Slow TSA security lines are causing huge airport delays. Here’s how to beat them.
Airport lines, the 21st century hack comedian’s complaint of choice, are getting out of hand. The situation boiled over this week when “epic, unconscionable” lines at Chicago O’Hare, the second-busiest airport in the U.S., caused about 450 American Airlines customers to miss their flights last Sunday.
Via Slate, we know that this isn’t an isolated incident as complaints about security processing time are up nationwide in 2016 and, with summer just around the corner, it’s not going to get any better. There are a number of reasons for the doom and gloom, including: the TSA being a bit of a hot mess, Congress being slow to approve a “funding shift” that would allow the agency to hire extra staff and ameliorate the wait times, and, of course, fliers themselves who “still don’t know the rules” even though the TSA has been a part of travelers’ lives for a decade-and-a-half. Brief PSA: If everyone would just quit bringing prohibited items in their carry-on, it would really help.
There are possible solutions to the horror though. The TSA’s Screening Partnership Program, which allows airports to beef up security staff through privatization while still adhering to TSA regulations, is in place at 22 airports across the country. The program has worked, anecdotally, but the TSA itself doesn’t have enough data just yet to make a decision about expanding it to more airports.
Another possible idea: more dogs giving Pre-Check customers (more on that below) a sniff for explosives. The dogs would accomplish two things: be adorable and speed up screening lines as the TSA’s explosive detection test, in my experience, adds about ten extra minutes to the process.
Sen. Bob Kerrey offered the novel idea of “let Disney handle it” this week with the common-sense-laden “Nobody runs lines better than Disney.”
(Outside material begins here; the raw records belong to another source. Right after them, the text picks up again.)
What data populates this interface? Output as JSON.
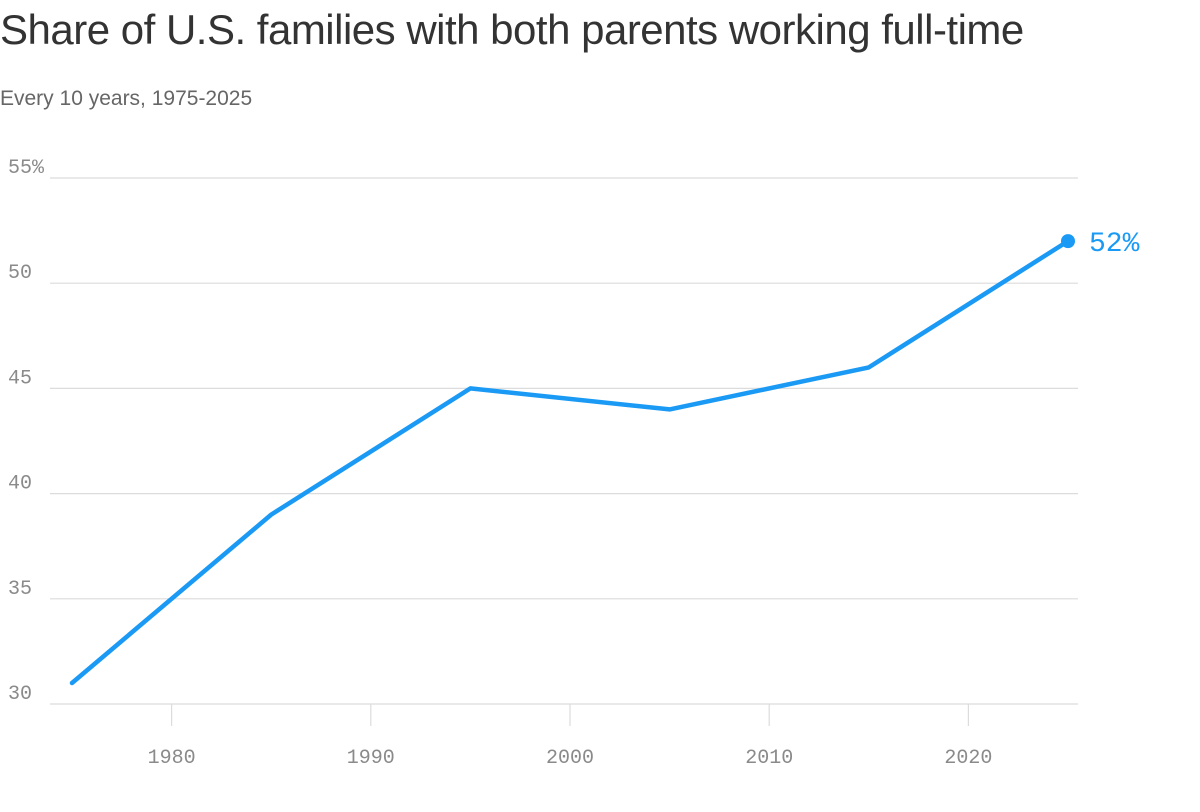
{
  "header": {
    "title": "Share of U.S. families with both parents working full-time",
    "subtitle": "Every 10 years, 1975-2025"
  },
  "chart_data": {
    "type": "line",
    "title": "Share of U.S. families with both parents working full-time",
    "subtitle": "Every 10 years, 1975-2025",
    "xlabel": "",
    "ylabel": "",
    "xlim": [
      1975,
      2025
    ],
    "ylim": [
      30,
      55
    ],
    "x_ticks": [
      1980,
      1990,
      2000,
      2010,
      2020
    ],
    "y_ticks": [
      30,
      35,
      40,
      45,
      50,
      55
    ],
    "y_tick_labels": [
      "30",
      "35",
      "40",
      "45",
      "50",
      "55%"
    ],
    "grid": true,
    "legend": "none",
    "line_color": "#1a9af5",
    "series": [
      {
        "x": [
          1975,
          1985,
          1995,
          2005,
          2015,
          2025
        ],
        "values": [
          31,
          39,
          45,
          44,
          46,
          52
        ]
      }
    ],
    "annotations": [
      {
        "x": 2025,
        "y": 52,
        "text": "52%"
      }
    ]
  }
}
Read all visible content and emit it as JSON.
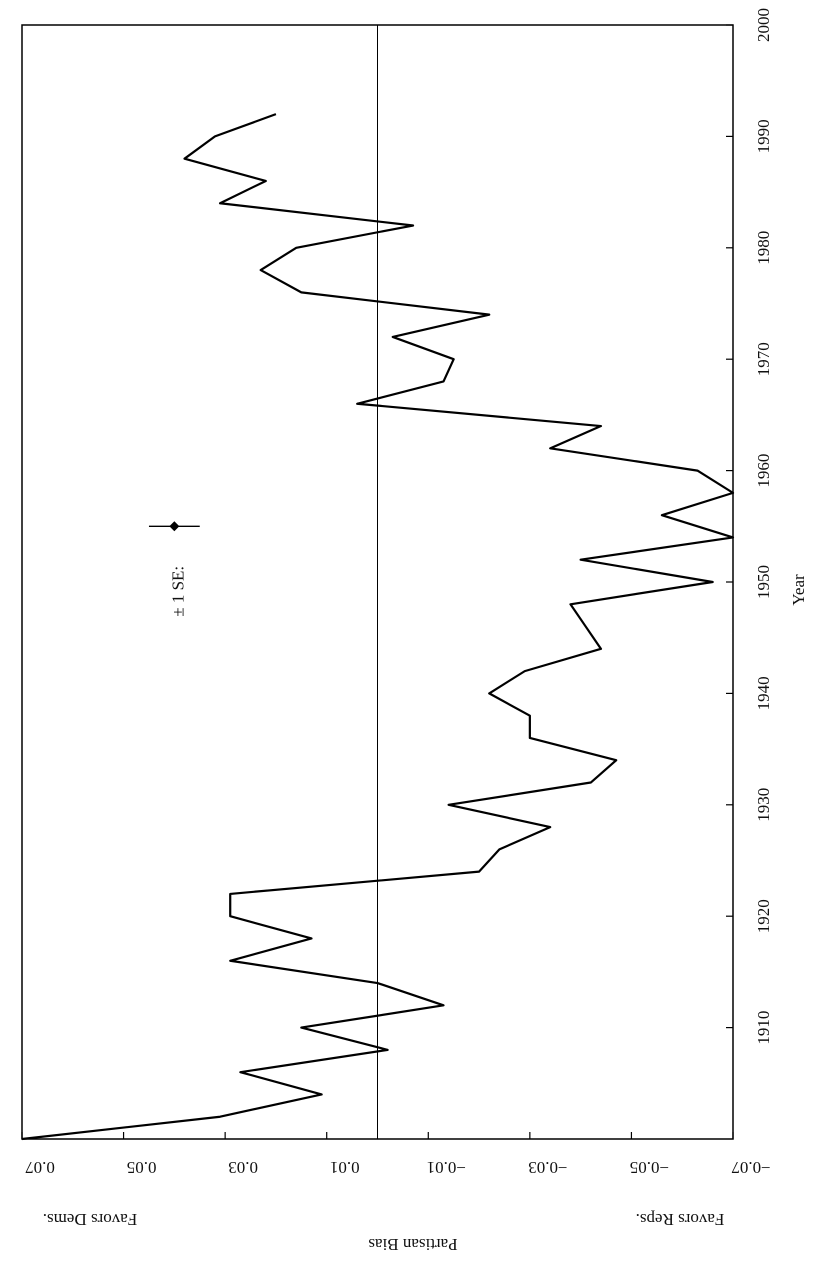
{
  "chart_data": {
    "type": "line",
    "x_label": "Year",
    "y_label": "Partisan Bias",
    "y_top_label": "Favors Dems.",
    "y_bottom_label": "Favors Reps.",
    "x": [
      1900,
      1902,
      1904,
      1906,
      1908,
      1910,
      1912,
      1914,
      1916,
      1918,
      1920,
      1922,
      1924,
      1926,
      1928,
      1930,
      1932,
      1934,
      1936,
      1938,
      1940,
      1942,
      1944,
      1946,
      1948,
      1950,
      1952,
      1954,
      1956,
      1958,
      1960,
      1962,
      1964,
      1966,
      1968,
      1970,
      1972,
      1974,
      1976,
      1978,
      1980,
      1982,
      1984,
      1986,
      1988,
      1990,
      1992
    ],
    "series": [
      {
        "color": "#000000",
        "values": [
          0.07,
          0.031,
          0.011,
          0.027,
          -0.002,
          0.015,
          -0.013,
          0.0,
          0.029,
          0.013,
          0.029,
          0.029,
          -0.02,
          -0.024,
          -0.034,
          -0.014,
          -0.042,
          -0.047,
          -0.03,
          -0.03,
          -0.022,
          -0.029,
          -0.044,
          -0.041,
          -0.038,
          -0.066,
          -0.04,
          -0.07,
          -0.056,
          -0.07,
          -0.063,
          -0.034,
          -0.044,
          0.004,
          -0.013,
          -0.015,
          -0.003,
          -0.022,
          0.015,
          0.023,
          0.016,
          -0.007,
          0.031,
          0.022,
          0.038,
          0.032,
          0.02
        ]
      }
    ],
    "xlim": [
      1900,
      2000
    ],
    "xticks": [
      1910,
      1920,
      1930,
      1940,
      1950,
      1960,
      1970,
      1980,
      1990,
      2000
    ],
    "ylim": [
      -0.07,
      0.07
    ],
    "yticks": [
      0.07,
      0.05,
      0.03,
      0.01,
      {
        "value": -0.01,
        "label": "−0.01"
      },
      {
        "value": -0.03,
        "label": "−0.03"
      },
      {
        "value": -0.05,
        "label": "−0.05"
      },
      {
        "value": -0.07,
        "label": "−0.07"
      }
    ],
    "reference_line": 0,
    "se_marker": {
      "label": "± 1 SE:",
      "x": 1955,
      "y": 0.04,
      "error": 0.005
    }
  }
}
Short of a funding windfall, turning our nation’s airports into theme parks, or you scoring your own private jet, chances are long security lines after check-in are somewhere in your near future. Here are some ways you can ease the pain of these long lines and maybe beat them outright, allowing you to get into tray-down, seat-back position as soon as possible without having to Hunger Games your fellow passengers.
Get there early
This one should go without saying, really, but you should be getting to the airport with enough breathing room to get through the lines, and even more so now. In the pre-Line-apocalypse days, that meant two hours for domestic flights and three hours for international. Now? Load up on your favorite podcast and tack on another hour.
Check your bag
This one is tough. Some airlines let you check one or two bags for free, others do not. Find out which ones do and go from there. If you (and other like-minded people) don’t have to put a carry-on through a scanner, things are going to move along quite nicely. And, for the love of Pete, if you absolutely refuse to check your bag, don’t try and sneak a gun by security: the TSA seized more guns than ever from carry-on luggage in 2015 and that isn’t going to get you to Palm Springs any faster.